Speaking to CNN after the initial reports of Tuesday's test, former CIA analyst Sue Mi Terry of the Center for Strategic and International Studies seemed to agree with that assessment. "North Korea was going to do this anyway," she said in a clear attempt to calm the discussion down. "This is very well calculated."

Talk of War

But cautionary voices rarely appear in US media coverage of North Korea, and this week was no exception. On MSNBC, for instance, reporter Katy Tur responded to an alarming report from NBC's chief foreign correspondent Richard Engel by wondering aloud if the US military was planning to evacuate the thousands of American soldiers and civilians in South Korea. No, Engel responded: that would be a sign of imminent war and is something the North is "watching closely."

Meanwhile, over on CNN, Republican Senator Lindsey Graham repeated his line that a war on the Korean Peninsula will be necessary if Kim doesn't back down. "We're not going to let this crazy man in North Korea have the capability to hit the homeland," he told Wolf Blitzer. "I hope the regime understands that if President Trump has to pick between destroying the North Korean regime and the American homeland, he's going to destroy the regime."

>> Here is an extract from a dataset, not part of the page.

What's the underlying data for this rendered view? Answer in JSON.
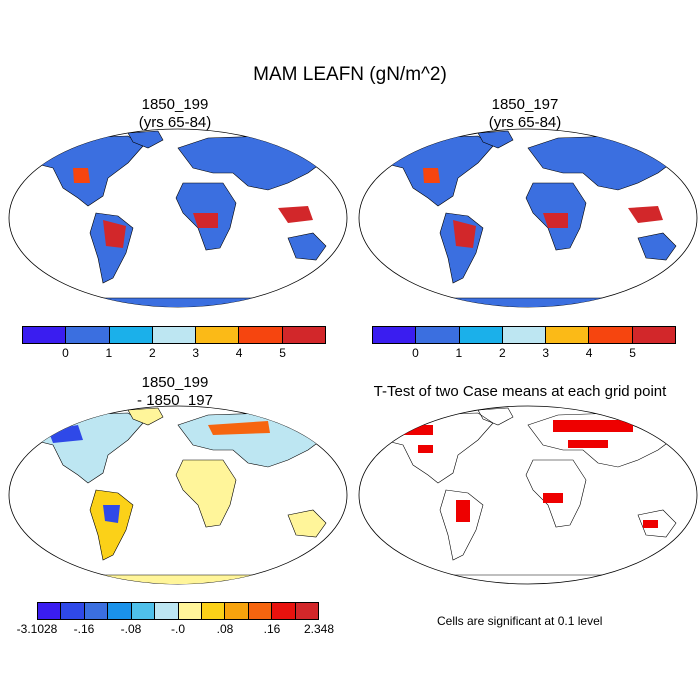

Similar comments came from Marc Thiessen, a conservative analyst at the American Enterprise Institute. Trump should "take out the test site from which the North Koreans launched the missile," he wrote in a commentary for Fox News.

Talk like that has alarmed peace and arms-control advocates. "There's an increasing chorus that you hear in Washington that we have to go to war, that we have to take military action, to stop the North Korean threat," Joe Cirincione, the president of the Ploughshares Fund, told Rachel Maddow on MSNBC Tuesday night. "It's starting to feel like 2002, when a consensus was growing that the only thing we can do is go to war" even though negotiations hadn't been tried, he said.

Cirincione, who called the ICBM test a "very serious step forward" for the North, pointed to recent reports that the US government has said privately that if Pyongyang halted its testing for 60 days, that would be the signal Washington needed to begin direct dialogue with the Kim regime. Yet, despite the North's 74-day stoppage, "we didn't move towards any negotiations," he noted.

Still, there were signs some kind of talks may be in the offing. On Thursday, the Times' David Sanger--who has been the conduit for dozens of leaks from US intelligence about the North Korean nuclear program--described the potential for a cold war-style containment policy that would require both a freeze as well as a diplomatic solution.

"Many inside the Trump administration privately agree" that a freeze agreement would be advantageous as an interim solution because "it holds the prospect of preventing the crisis from growing worse," Sanger reported. "Without testing, the North cannot demonstrate to the world it has a weapon that can truly reach the United States."

But, as Tuesday's launch demonstrated, it may be too late for that.